Quebec stands out in many ways on the continental scale, but this idea that social solidarity is distinctive, or better still “Catholic”, does not hold water. The co-op movement in rural Western Canada still resonates today – the NDP grew out of it. Many of Pierre Trudeau’s “progressive” political ideas were defended by his mentor Frank Scott, one of the founders of the future NDP, and son of an Anglican priest from Quebec. The North American labor movement is also marked by many Jewish activists. And if “solidarity” rhymed with Catholicism, how to explain social policies in Scandinavia, and the deep social inequalities in several Latin American countries?

Unless we are talking about “national solidarity”: the guardian language of faith, and faith guardian of language, as the saying goes. The pact with “English” power certainly contributed to the survival of “French Canadians”. It should perhaps be remembered that in order to carry out this enterprise of national survival, the Church proceeded to expropriate the body of women. Just last week, an 82-year-old man told me that his mother almost died after her seventh childbirth. The doctor forbade her to have any more children. But the parish priest of Rosemont forbade her to confess when he saw that she had “prevented the family”. She was doomed to a life in hell. She had two more children. Then two miscarriages. She has not lost her faith. But his son loathes priests of all stripes, so to speak.

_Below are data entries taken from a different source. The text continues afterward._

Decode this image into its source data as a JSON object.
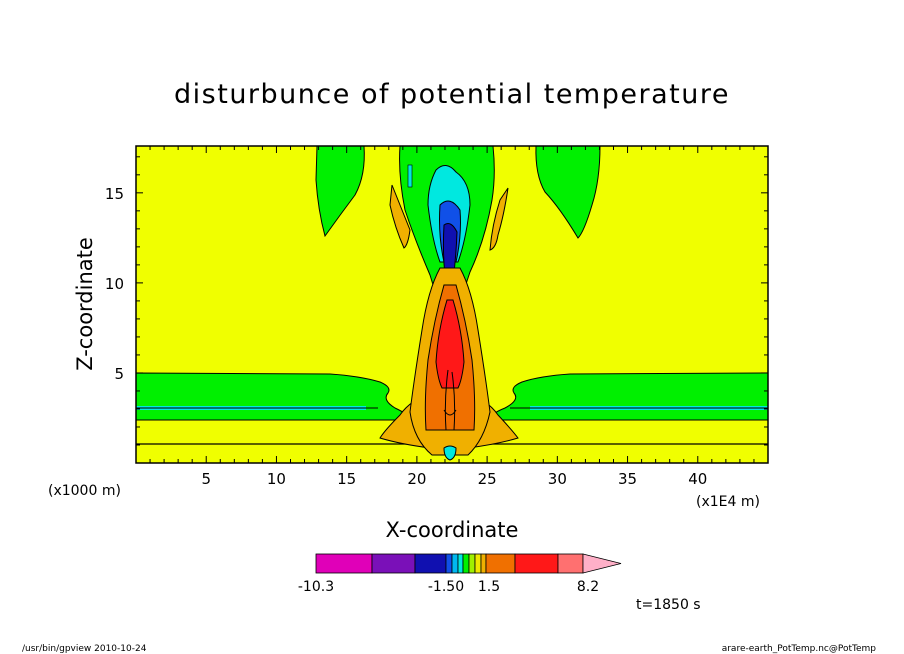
{
  "chart_data": {
    "type": "heatmap",
    "title": "disturbunce of potential temperature",
    "xlabel": "X-coordinate",
    "ylabel": "Z-coordinate",
    "x_unit": "(x1000 m)",
    "y_unit": "(x1E4 m)",
    "x_ticks": [
      5,
      10,
      15,
      20,
      25,
      30,
      35,
      40
    ],
    "y_ticks": [
      5,
      10,
      15
    ],
    "xlim": [
      0,
      45
    ],
    "ylim": [
      0,
      17.6
    ],
    "colorbar_labels": [
      "-10.3",
      "-1.50",
      "1.5",
      "8.2"
    ],
    "colorbar_colors": [
      "#e000b8",
      "#7a10b8",
      "#1010b0",
      "#1050e8",
      "#00b8f0",
      "#00e8e0",
      "#00f000",
      "#a0f000",
      "#f0e800",
      "#f0b000",
      "#f07000",
      "#ff1818",
      "#ff7070",
      "#ffb0c8"
    ],
    "background_value_color": "#f0ff00",
    "time_label": "t=1850 s"
  },
  "footer": {
    "left": "/usr/bin/gpview   2010-10-24",
    "right": "arare-earth_PotTemp.nc@PotTemp"
  }
}
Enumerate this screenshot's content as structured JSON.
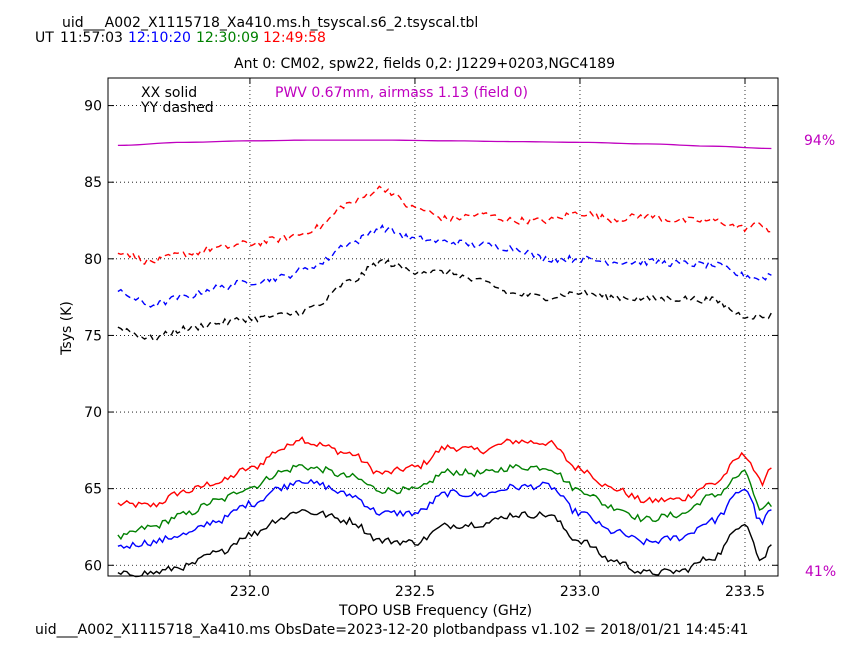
{
  "header": {
    "filename": "uid___A002_X1115718_Xa410.ms.h_tsyscal.s6_2.tsyscal.tbl",
    "ut_label": "UT",
    "times": [
      {
        "text": "11:57:03",
        "color": "#000000"
      },
      {
        "text": "12:10:20",
        "color": "#0000ff"
      },
      {
        "text": "12:30:09",
        "color": "#008000"
      },
      {
        "text": "12:49:58",
        "color": "#ff0000"
      }
    ]
  },
  "footer": {
    "text": "uid___A002_X1115718_Xa410.ms  ObsDate=2023-12-20   plotbandpass v1.102 = 2018/01/21 14:45:41"
  },
  "chart_data": {
    "type": "line",
    "title": "Ant 0: CM02,  spw22,  fields 0,2: J1229+0203,NGC4189",
    "xlabel": "TOPO USB Frequency (GHz)",
    "ylabel": "Tsys (K)",
    "xlim": [
      231.57,
      233.6
    ],
    "ylim": [
      59.3,
      91.8
    ],
    "xticks": [
      232.0,
      232.5,
      233.0,
      233.5
    ],
    "xtick_labels": [
      "232.0",
      "232.5",
      "233.0",
      "233.5"
    ],
    "yticks": [
      60,
      65,
      70,
      75,
      80,
      85,
      90
    ],
    "ytick_labels": [
      "60",
      "65",
      "70",
      "75",
      "80",
      "85",
      "90"
    ],
    "grid": true,
    "legend": [
      "XX solid",
      "YY dashed"
    ],
    "annotation": {
      "text": "PWV 0.67mm, airmass 1.13 (field 0)",
      "color": "#bf00bf"
    },
    "transmission_labels": {
      "top": "94%",
      "bottom": "41%",
      "color": "#bf00bf"
    },
    "transmission_curve": {
      "color": "#bf00bf",
      "x": [
        231.6,
        231.8,
        232.0,
        232.2,
        232.4,
        232.6,
        232.8,
        233.0,
        233.2,
        233.4,
        233.58
      ],
      "y": [
        87.4,
        87.6,
        87.7,
        87.75,
        87.75,
        87.7,
        87.65,
        87.6,
        87.5,
        87.35,
        87.2
      ]
    },
    "x": [
      231.6,
      231.7,
      231.8,
      231.9,
      232.0,
      232.1,
      232.15,
      232.2,
      232.3,
      232.4,
      232.5,
      232.6,
      232.7,
      232.8,
      232.9,
      233.0,
      233.1,
      233.2,
      233.3,
      233.4,
      233.5,
      233.55,
      233.58
    ],
    "series": [
      {
        "color": "#ff0000",
        "style": "solid",
        "values": [
          64.0,
          63.9,
          64.8,
          65.4,
          66.3,
          67.6,
          68.3,
          67.9,
          67.3,
          66.0,
          66.4,
          67.7,
          67.5,
          68.1,
          68.0,
          66.3,
          65.0,
          64.2,
          64.3,
          65.3,
          67.2,
          65.4,
          66.5
        ]
      },
      {
        "color": "#008000",
        "style": "solid",
        "values": [
          61.8,
          62.5,
          63.3,
          64.2,
          65.1,
          66.1,
          66.5,
          66.3,
          65.8,
          64.9,
          64.9,
          66.1,
          66.0,
          66.4,
          66.4,
          64.9,
          63.8,
          63.0,
          63.3,
          64.5,
          66.0,
          63.5,
          64.0
        ]
      },
      {
        "color": "#0000ff",
        "style": "solid",
        "values": [
          61.2,
          61.5,
          62.0,
          62.9,
          64.0,
          65.1,
          65.6,
          65.3,
          64.6,
          63.4,
          63.4,
          64.7,
          64.6,
          65.1,
          65.2,
          63.4,
          62.2,
          61.5,
          61.8,
          62.9,
          65.0,
          62.8,
          63.6
        ]
      },
      {
        "color": "#000000",
        "style": "solid",
        "values": [
          59.4,
          59.5,
          59.9,
          60.8,
          62.0,
          63.1,
          63.6,
          63.4,
          62.9,
          61.6,
          61.5,
          62.6,
          62.7,
          63.3,
          63.3,
          61.6,
          60.3,
          59.5,
          59.6,
          60.5,
          62.8,
          60.3,
          61.3
        ]
      },
      {
        "color": "#ff0000",
        "style": "dashed",
        "values": [
          80.5,
          79.8,
          80.3,
          80.7,
          81.0,
          81.3,
          81.6,
          82.0,
          83.6,
          84.6,
          83.3,
          82.6,
          82.9,
          82.5,
          82.5,
          83.0,
          82.6,
          82.8,
          82.5,
          82.5,
          82.0,
          82.3,
          81.8
        ]
      },
      {
        "color": "#0000ff",
        "style": "dashed",
        "values": [
          77.8,
          77.0,
          77.5,
          78.1,
          78.5,
          78.8,
          79.2,
          79.6,
          81.0,
          82.0,
          81.3,
          81.1,
          80.9,
          80.7,
          80.0,
          80.0,
          79.8,
          79.8,
          79.7,
          79.6,
          78.9,
          78.7,
          79.0
        ]
      },
      {
        "color": "#000000",
        "style": "dashed",
        "values": [
          75.5,
          74.8,
          75.4,
          75.8,
          76.1,
          76.3,
          76.5,
          76.9,
          78.5,
          79.8,
          79.2,
          79.1,
          78.5,
          77.7,
          77.5,
          77.8,
          77.5,
          77.4,
          77.4,
          77.3,
          76.3,
          76.2,
          76.3
        ]
      }
    ]
  }
}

It is not for nothing that Catholic Quebecers have lost their religion, as REM sang. Let’s just say they got rid of it.

What we have experienced so intensely remains within us. When the whole calendar is marked with religious holidays for centuries, something remains. The landscape of Quebec, like my inner landscape, is forever marked by the Catholic religion. The language, the biblical stories, the life of Jesus, the values ​​of Christianity are inscribed in me in perpetuity, even if I do not practice, even if I do not believe in and do not participate in these rites.

With the passage of time, what was already a spell for me as a child resembles superstitions and antics. But it’s in me. I am a cultural catholic.

The Prime Minister “retweeted” the text of MBC, and fell on it for this hitch to secularism of which he wants to be the champion1.

I have often written: I am opposed to “Law 21” on religious symbols, which for me is a perfect example of “Catholic-secularism”: in the name of neutrality, we affect above all “other” religions, i.e. Islam.

But state neutrality and the legal equality of all religions do not erase history. It is not forbidden to politically underline the dominant religious heritage, the contribution of religious, nor even to say something good about it on Easter Day.

It doesn’t deserve an excommunication.